Товарищ Красков действительно помог им с документами. Им даже отвели комнатушку на Боровицкой, где жилища были устроены в проемах между арками. Вдоль стен между проемами стояли книжные стеллажи, и это приводило Ирку в восхищение – она могла часами разглядывать стоявшие на полках пестрые томики. И в общем, все как-то налаживалось. Если, конечно, не считать того, что им намекнули – жилье пока временное. Да и запас лекарств у Михаила, которые он менял на самую ходовую здесь валюту – патроны – был не бесконечным. Врач уже подумывал, каким способом его пополнять и чем можно тут заняться, чтобы прокормить себя и дочь. Михаил чувствовал – самое главное в его жизни уже случилось, теперь остается только заботиться об Ирке. У нее уже появились здесь знакомые, может, девочка и судьбу свою тут найдет. Он уже слышал – и от Матвея, и здесь, от браминов – что Полис является средоточием знаний, что обитателям его есть чем гордиться. И хотя при ближайшем рассмотрении ему вовсе не так уж здесь нравилось, возможно, для его дочери тут самое подходящее место.

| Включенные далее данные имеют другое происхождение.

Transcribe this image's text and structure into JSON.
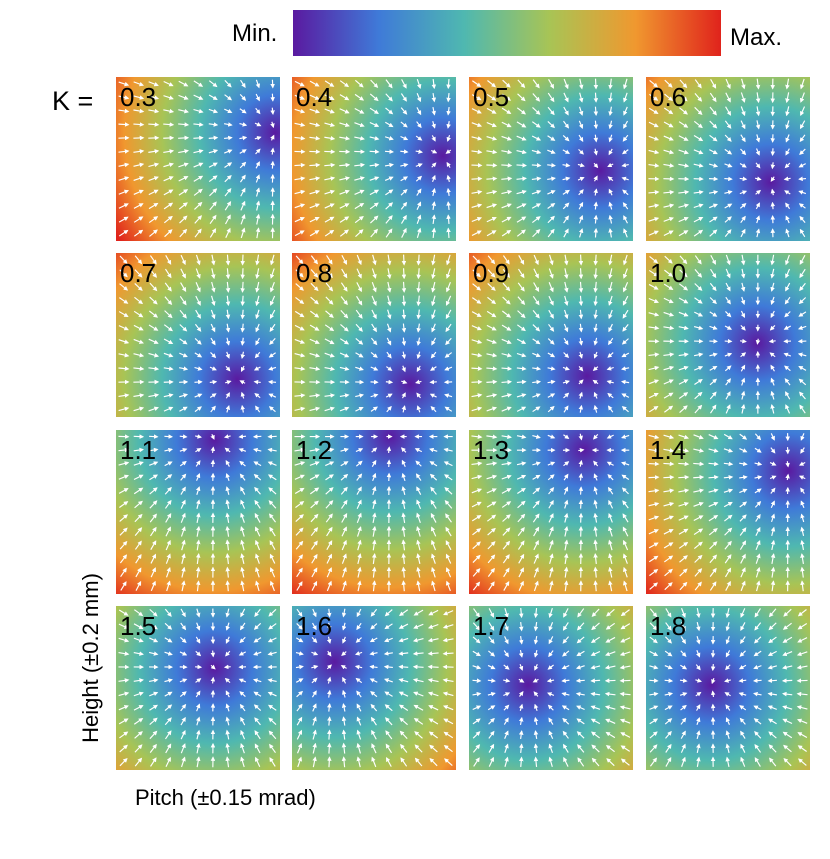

Ради нее он согласен был делать все, что предложат. Как врач он здесь не очень котировался, хватало и лучших специалистов, но амбиции его не заедали, он готов был трудиться и на подхвате, санитаром. А если захочется вновь подняться наверх… что ж, браминам нужны были книги из Великой Библиотеки. Михаил уже слышал о тех, которые стерегут ее наверху, но не боялся. С тех пор как он потерял жену, его уже ничто не пугало.
Иногда он вспоминал тех, кто остался в бункере – Наташку, Рустама, Гулю. Как-то они там? Тут же всплывали в памяти каракули Стаса, его гадкие намеки… Нет, их дети не были способны ни на что подобное. Не иначе, как сам Стас выдал желаемое за действительное, приписав им свои намерения. А возможно, сам все и устроил. Михаил уже даже и смерть жены готов был приписать ему, и если в чем-то горько раскаивался, то лишь в том, что не оставил в свое время раненого на берегу. Пусть бы уж лучше умер один чужой, чем близкие ему люди.
Однажды он заметил – один из этих, с татуировками на висках, засматривается на его дочь. И решил поговорить с ней.
– Нравится он тебе? – осторожно спросил врач.
Она рассеянно взглянула на него.
– Знаешь, это не важно.
– То есть не нравится? – уточнил Михаил.
– Какая разница? – В Иркиных глазах он увидел упрямство. – Мне очень нравится здесь. И я хочу быть всегда здесь, пусть для этого придется мыть полы или стать чьей-нибудь женой. А он меня любит и обижать не станет.